Benjamin a pu sauver son mois de mars grâce aux empoissonnements réalisés pour les associations de pêche, avant l'ouverture de la pêche à la truite, le 14 mars. Mais depuis la mise en place du confinement, c'est la catastrophe ! Tous les lâchers de truites qu'il devait effectuer pour les associations ou comités d'entreprises ont été annulés. Près d'1,5 tonne de poissons non vendus qui attendent dans les bassins, et qu'il faut bien nourrir en attendant...

Mais ce n'est pas tout : Benjamin élève aussi des vairons, un petit poisson très utilisé par les pêcheurs de truites à l'ouverture. Près de 20 000 d'entre eux nagent toujours dans ses bassins. Un manque à gagner de plus de 3000 € ! Benjamin serait prêt à les brader pour - au moins - payer ses charges, mais impossible : tous les magasins de pêche sont actuellement fermés !

Rien que sur le mois d'avril, notre pisciculteur estime que son chiffre d'affaires ne dépassera pas 2500 €, au lieu de 20 000 € habituellement...

Et malheureusement, l'impact économique du covid 19  sur son entreprise est loin d'être terminé ! Avec l'ouverture de la pêche au brochet, début mai, les viviers de Haute Corrèze vendent énormément de vifs, des gardons, dans les magasins de pêche de Corrèze et du Cantal. Près de 30% du chiffre d'affaires de la pisciculture. Là aussi, c'est autant d'argent qui ne rentrera pas...

Sur la période du confinement, Benjamin estime qu'il aura perdu environ 35 000 € ! Heureusement, son entreprise est saine, et en attendant des jours meilleurs, il pioche dans sa trésorerie. Mais quoi qu'il arrive, il lui faudra rattraper ce manque à gagner.
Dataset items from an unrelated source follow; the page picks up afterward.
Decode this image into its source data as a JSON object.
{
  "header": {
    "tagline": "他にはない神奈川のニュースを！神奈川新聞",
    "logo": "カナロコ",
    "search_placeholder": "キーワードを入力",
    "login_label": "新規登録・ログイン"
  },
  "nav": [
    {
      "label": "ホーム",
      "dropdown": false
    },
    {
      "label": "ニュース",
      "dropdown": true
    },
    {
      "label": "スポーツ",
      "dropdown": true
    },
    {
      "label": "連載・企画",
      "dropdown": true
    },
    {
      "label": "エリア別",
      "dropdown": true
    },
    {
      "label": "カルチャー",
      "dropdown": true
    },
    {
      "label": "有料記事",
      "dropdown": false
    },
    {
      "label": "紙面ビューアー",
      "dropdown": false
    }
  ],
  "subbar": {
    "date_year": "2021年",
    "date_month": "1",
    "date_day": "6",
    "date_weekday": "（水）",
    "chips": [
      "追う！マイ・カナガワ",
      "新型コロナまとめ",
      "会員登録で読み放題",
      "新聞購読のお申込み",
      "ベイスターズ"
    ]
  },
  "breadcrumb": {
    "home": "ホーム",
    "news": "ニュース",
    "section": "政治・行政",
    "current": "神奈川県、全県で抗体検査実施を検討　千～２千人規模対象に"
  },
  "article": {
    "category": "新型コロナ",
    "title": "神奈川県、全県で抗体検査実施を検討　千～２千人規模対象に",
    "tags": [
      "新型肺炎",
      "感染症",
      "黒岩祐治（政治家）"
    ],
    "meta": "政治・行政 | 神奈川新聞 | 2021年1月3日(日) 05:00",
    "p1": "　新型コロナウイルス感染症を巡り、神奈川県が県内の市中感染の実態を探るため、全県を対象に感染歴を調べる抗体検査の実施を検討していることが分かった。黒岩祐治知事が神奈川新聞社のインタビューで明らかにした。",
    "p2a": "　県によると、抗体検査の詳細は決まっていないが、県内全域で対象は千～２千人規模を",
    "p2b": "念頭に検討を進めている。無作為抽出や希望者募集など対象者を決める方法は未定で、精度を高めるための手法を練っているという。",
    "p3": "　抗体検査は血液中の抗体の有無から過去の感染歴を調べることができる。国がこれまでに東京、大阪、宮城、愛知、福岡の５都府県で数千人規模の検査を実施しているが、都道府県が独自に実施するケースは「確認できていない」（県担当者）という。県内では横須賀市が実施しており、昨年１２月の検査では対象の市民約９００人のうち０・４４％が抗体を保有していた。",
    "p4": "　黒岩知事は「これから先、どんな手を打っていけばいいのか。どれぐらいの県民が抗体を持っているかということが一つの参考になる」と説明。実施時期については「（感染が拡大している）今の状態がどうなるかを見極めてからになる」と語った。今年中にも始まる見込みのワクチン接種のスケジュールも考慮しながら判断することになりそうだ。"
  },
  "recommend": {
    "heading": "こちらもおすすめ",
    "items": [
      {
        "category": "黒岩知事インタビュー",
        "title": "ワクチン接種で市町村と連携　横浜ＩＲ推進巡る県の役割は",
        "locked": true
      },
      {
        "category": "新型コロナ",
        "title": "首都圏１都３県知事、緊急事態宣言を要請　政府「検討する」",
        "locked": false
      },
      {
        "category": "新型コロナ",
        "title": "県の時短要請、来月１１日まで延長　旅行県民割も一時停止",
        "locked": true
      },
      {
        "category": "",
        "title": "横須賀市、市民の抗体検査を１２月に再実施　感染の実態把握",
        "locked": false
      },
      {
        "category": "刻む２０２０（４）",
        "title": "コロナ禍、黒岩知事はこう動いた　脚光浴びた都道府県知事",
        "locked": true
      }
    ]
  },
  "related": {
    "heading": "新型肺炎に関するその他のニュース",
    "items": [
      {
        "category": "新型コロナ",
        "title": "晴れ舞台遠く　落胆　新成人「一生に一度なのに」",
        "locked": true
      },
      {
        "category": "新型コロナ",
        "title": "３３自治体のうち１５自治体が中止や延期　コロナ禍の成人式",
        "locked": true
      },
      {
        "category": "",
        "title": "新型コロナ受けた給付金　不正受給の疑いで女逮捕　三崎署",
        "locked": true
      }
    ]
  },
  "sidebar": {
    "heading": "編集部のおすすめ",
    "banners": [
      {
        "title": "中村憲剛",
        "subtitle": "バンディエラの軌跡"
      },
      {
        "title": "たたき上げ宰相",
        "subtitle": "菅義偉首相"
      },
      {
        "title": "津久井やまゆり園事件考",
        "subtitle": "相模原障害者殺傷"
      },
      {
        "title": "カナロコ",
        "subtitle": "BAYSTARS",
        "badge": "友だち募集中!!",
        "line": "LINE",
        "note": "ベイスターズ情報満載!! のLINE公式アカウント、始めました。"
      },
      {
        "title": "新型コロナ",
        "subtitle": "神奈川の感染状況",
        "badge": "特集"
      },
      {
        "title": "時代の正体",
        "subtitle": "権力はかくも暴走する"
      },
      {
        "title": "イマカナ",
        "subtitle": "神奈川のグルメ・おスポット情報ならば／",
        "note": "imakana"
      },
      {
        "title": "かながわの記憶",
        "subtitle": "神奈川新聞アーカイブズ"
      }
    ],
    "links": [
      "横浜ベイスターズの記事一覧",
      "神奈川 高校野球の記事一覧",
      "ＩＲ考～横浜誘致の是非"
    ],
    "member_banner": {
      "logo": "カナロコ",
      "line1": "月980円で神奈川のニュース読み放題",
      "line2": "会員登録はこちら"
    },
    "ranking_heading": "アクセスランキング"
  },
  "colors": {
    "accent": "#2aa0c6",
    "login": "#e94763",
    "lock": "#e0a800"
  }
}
Notre pisciculteur pense à se diversifier en transformant une partie de sa production...
 

La vente de poissons vivants la plus impactée

La transformation, c'est justement le choix qu'a fait Jonathan Lebrun. Depuis l'année dernière, il a repris la pisciculture des "Saules blancs", à Saint-Pardoux, en Haute-Vienne.
95% de sa production est transformée : essentiellement des truites, mais également des anguilles sauvages qui, pour lui, sont un produit d'appel.

Les deux premières semaines du confinement, il a vu ses ventes s'arrêter net, et n'a réalisé que 25% de son chiffre d'affaires. Mais depuis 10 jours, heureusement, celles-ci repartent à la hausse. 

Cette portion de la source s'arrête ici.